Personal information
- Born: April 26, 1954 (age 72) Chicago, Illinois, U.S.
- Listed height: 6 ft 3 in (1.91 m)
- Listed weight: 266 lb (121 kg)

Career information
- High school: Chicago (IL) St. Rita
- College: Wisconsin
- NFL draft: 1976: 1st round, 8th overall pick

Career history
- Chicago Bears (1976–1982);

Awards and highlights
- PFWA All-Rookie Team (1976); Consensus All-American (1975); 2× First-team All-Big Ten (1974, 1975); Second-team All-Big Ten (1973);

Career NFL statistics
- Games played: 79
- Games started: 74
- Fumble recoveries: 1
- Stats at Pro Football Reference

= Dennis Lick =

American football player (born 1954)

Dennis Allan Lick (born April 26, 1954) is an American former professional football player who was an offensive tackle for the Chicago Bears.

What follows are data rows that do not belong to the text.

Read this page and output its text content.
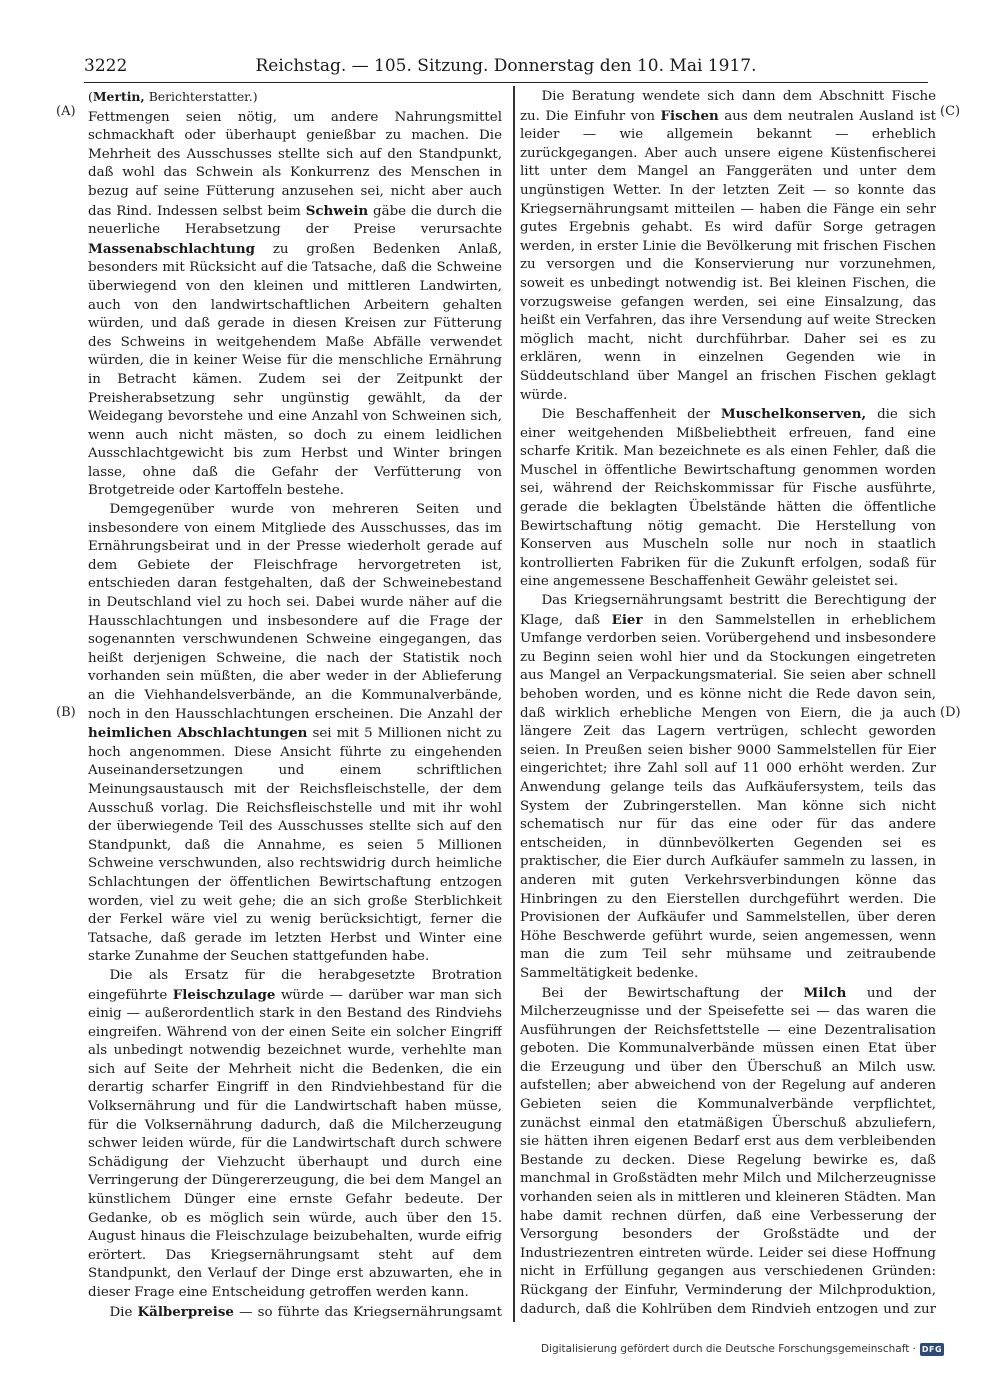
3222	Reichstag. — 105. Sitzung. Donnerstag den 10. Mai 1917.
(A)
(B)
(C)
(D)
(Mertin, Berichterstatter.)

Fettmengen seien nötig, um andere Nahrungsmittel schmackhaft oder überhaupt genießbar zu machen. Die Mehrheit des Ausschusses stellte sich auf den Standpunkt, daß wohl das Schwein als Konkurrenz des Menschen in bezug auf seine Fütterung anzusehen sei, nicht aber auch das Rind. Indessen selbst beim Schwein gäbe die durch die neuerliche Herabsetzung der Preise verursachte Massenabschlachtung zu großen Bedenken Anlaß, besonders mit Rücksicht auf die Tatsache, daß die Schweine überwiegend von den kleinen und mittleren Landwirten, auch von den landwirtschaftlichen Arbeitern gehalten würden, und daß gerade in diesen Kreisen zur Fütterung des Schweins in weitgehendem Maße Abfälle verwendet würden, die in keiner Weise für die menschliche Ernährung in Betracht kämen. Zudem sei der Zeitpunkt der Preisherabsetzung sehr ungünstig gewählt, da der Weidegang bevorstehe und eine Anzahl von Schweinen sich, wenn auch nicht mästen, so doch zu einem leidlichen Ausschlachtgewicht bis zum Herbst und Winter bringen lasse, ohne daß die Gefahr der Verfütterung von Brotgetreide oder Kartoffeln bestehe.

Demgegenüber wurde von mehreren Seiten und insbesondere von einem Mitgliede des Ausschusses, das im Ernährungsbeirat und in der Presse wiederholt gerade auf dem Gebiete der Fleischfrage hervorgetreten ist, entschieden daran festgehalten, daß der Schweinebestand in Deutschland viel zu hoch sei. Dabei wurde näher auf die Hausschlachtungen und insbesondere auf die Frage der sogenannten verschwundenen Schweine eingegangen, das heißt derjenigen Schweine, die nach der Statistik noch vorhanden sein müßten, die aber weder in der Ablieferung an die Viehhandelsverbände, an die Kommunalverbände, noch in den Hausschlachtungen erscheinen. Die Anzahl der heimlichen Abschlachtungen sei mit 5 Millionen nicht zu hoch angenommen. Diese Ansicht führte zu eingehenden Auseinandersetzungen und einem schriftlichen Meinungsaustausch mit der Reichsfleischstelle, der dem Ausschuß vorlag. Die Reichsfleischstelle und mit ihr wohl der überwiegende Teil des Ausschusses stellte sich auf den Standpunkt, daß die Annahme, es seien 5 Millionen Schweine verschwunden, also rechtswidrig durch heimliche Schlachtungen der öffentlichen Bewirtschaftung entzogen worden, viel zu weit gehe; die an sich große Sterblichkeit der Ferkel wäre viel zu wenig berücksichtigt, ferner die Tatsache, daß gerade im letzten Herbst und Winter eine starke Zunahme der Seuchen stattgefunden habe.

Die als Ersatz für die herabgesetzte Brotration eingeführte Fleischzulage würde — darüber war man sich einig — außerordentlich stark in den Bestand des Rindviehs eingreifen. Während von der einen Seite ein solcher Eingriff als unbedingt notwendig bezeichnet wurde, verhehlte man sich auf Seite der Mehrheit nicht die Bedenken, die ein derartig scharfer Eingriff in den Rindviehbestand für die Volksernährung und für die Landwirtschaft haben müsse, für die Volksernährung dadurch, daß die Milcherzeugung schwer leiden würde, für die Landwirtschaft durch schwere Schädigung der Viehzucht überhaupt und durch eine Verringerung der Düngererzeugung, die bei dem Mangel an künstlichem Dünger eine ernste Gefahr bedeute. Der Gedanke, ob es möglich sein würde, auch über den 15. August hinaus die Fleischzulage beizubehalten, wurde eifrig erörtert. Das Kriegsernährungsamt steht auf dem Standpunkt, den Verlauf der Dinge erst abzuwarten, ehe in dieser Frage eine Entscheidung getroffen werden kann.

Die Kälberpreise — so führte das Kriegsernährungsamt

Die Beratung wendete sich dann dem Abschnitt Fische zu. Die Einfuhr von Fischen aus dem neutralen Ausland ist leider — wie allgemein bekannt — erheblich zurückgegangen. Aber auch unsere eigene Küstenfischerei litt unter dem Mangel an Fanggeräten und unter dem ungünstigen Wetter. In der letzten Zeit — so konnte das Kriegsernährungsamt mitteilen — haben die Fänge ein sehr gutes Ergebnis gehabt. Es wird dafür Sorge getragen werden, in erster Linie die Bevölkerung mit frischen Fischen zu versorgen und die Konservierung nur vorzunehmen, soweit es unbedingt notwendig ist. Bei kleinen Fischen, die vorzugsweise gefangen werden, sei eine Einsalzung, das heißt ein Verfahren, das ihre Versendung auf weite Strecken möglich macht, nicht durchführbar. Daher sei es zu erklären, wenn in einzelnen Gegenden wie in Süddeutschland über Mangel an frischen Fischen geklagt würde.

Die Beschaffenheit der Muschelkonserven, die sich einer weitgehenden Mißbeliebtheit erfreuen, fand eine scharfe Kritik. Man bezeichnete es als einen Fehler, daß die Muschel in öffentliche Bewirtschaftung genommen worden sei, während der Reichskommissar für Fische ausführte, gerade die beklagten Übelstände hätten die öffentliche Bewirtschaftung nötig gemacht. Die Herstellung von Konserven aus Muscheln solle nur noch in staatlich kontrollierten Fabriken für die Zukunft erfolgen, sodaß für eine angemessene Beschaffenheit Gewähr geleistet sei.

Das Kriegsernährungsamt bestritt die Berechtigung der Klage, daß Eier in den Sammelstellen in erheblichem Umfange verdorben seien. Vorübergehend und insbesondere zu Beginn seien wohl hier und da Stockungen eingetreten aus Mangel an Verpackungsmaterial. Sie seien aber schnell behoben worden, und es könne nicht die Rede davon sein, daß wirklich erhebliche Mengen von Eiern, die ja auch längere Zeit das Lagern vertrügen, schlecht geworden seien. In Preußen seien bisher 9000 Sammelstellen für Eier eingerichtet; ihre Zahl soll auf 11 000 erhöht werden. Zur Anwendung gelange teils das Aufkäufersystem, teils das System der Zubringerstellen. Man könne sich nicht schematisch nur für das eine oder für das andere entscheiden, in dünnbevölkerten Gegenden sei es praktischer, die Eier durch Aufkäufer sammeln zu lassen, in anderen mit guten Verkehrsverbindungen könne das Hinbringen zu den Eierstellen durchgeführt werden. Die Provisionen der Aufkäufer und Sammelstellen, über deren Höhe Beschwerde geführt wurde, seien angemessen, wenn man die zum Teil sehr mühsame und zeitraubende Sammeltätigkeit bedenke.

Bei der Bewirtschaftung der Milch und der Milcherzeugnisse und der Speisefette sei — das waren die Ausführungen der Reichsfettstelle — eine Dezentralisation geboten. Die Kommunalverbände müssen einen Etat über die Erzeugung und über den Überschuß an Milch usw. aufstellen; aber abweichend von der Regelung auf anderen Gebieten seien die Kommunalverbände verpflichtet, zunächst einmal den etatmäßigen Überschuß abzuliefern, sie hätten ihren eigenen Bedarf erst aus dem verbleibenden Bestande zu decken. Diese Regelung bewirke es, daß manchmal in Großstädten mehr Milch und Milcherzeugnisse vorhanden seien als in mittleren und kleineren Städten. Man habe damit rechnen dürfen, daß eine Verbesserung der Versorgung besonders der Großstädte und der Industriezentren eintreten würde. Leider sei diese Hoffnung nicht in Erfüllung gegangen aus verschiedenen Gründen: Rückgang der Einfuhr, Verminderung der Milchproduktion, dadurch, daß die Kohlrüben dem Rindvieh entzogen und zur

Digitalisierung gefördert durch die Deutsche Forschungsgemeinschaft · DFG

Lick played six seasons with the Bears from 1976 to 1981. He was signed out of the University of Wisconsin–Madison.

Lick attended St. Rita High School on Chicago's south side and resides in the Clearing neighborhood. He shares a distinction with two other NFL players that have also attended both St. Rita and the University of Wisconsin–Madison, Tony Simmons and Ahmad Merritt (Merritt also has played for the Bears).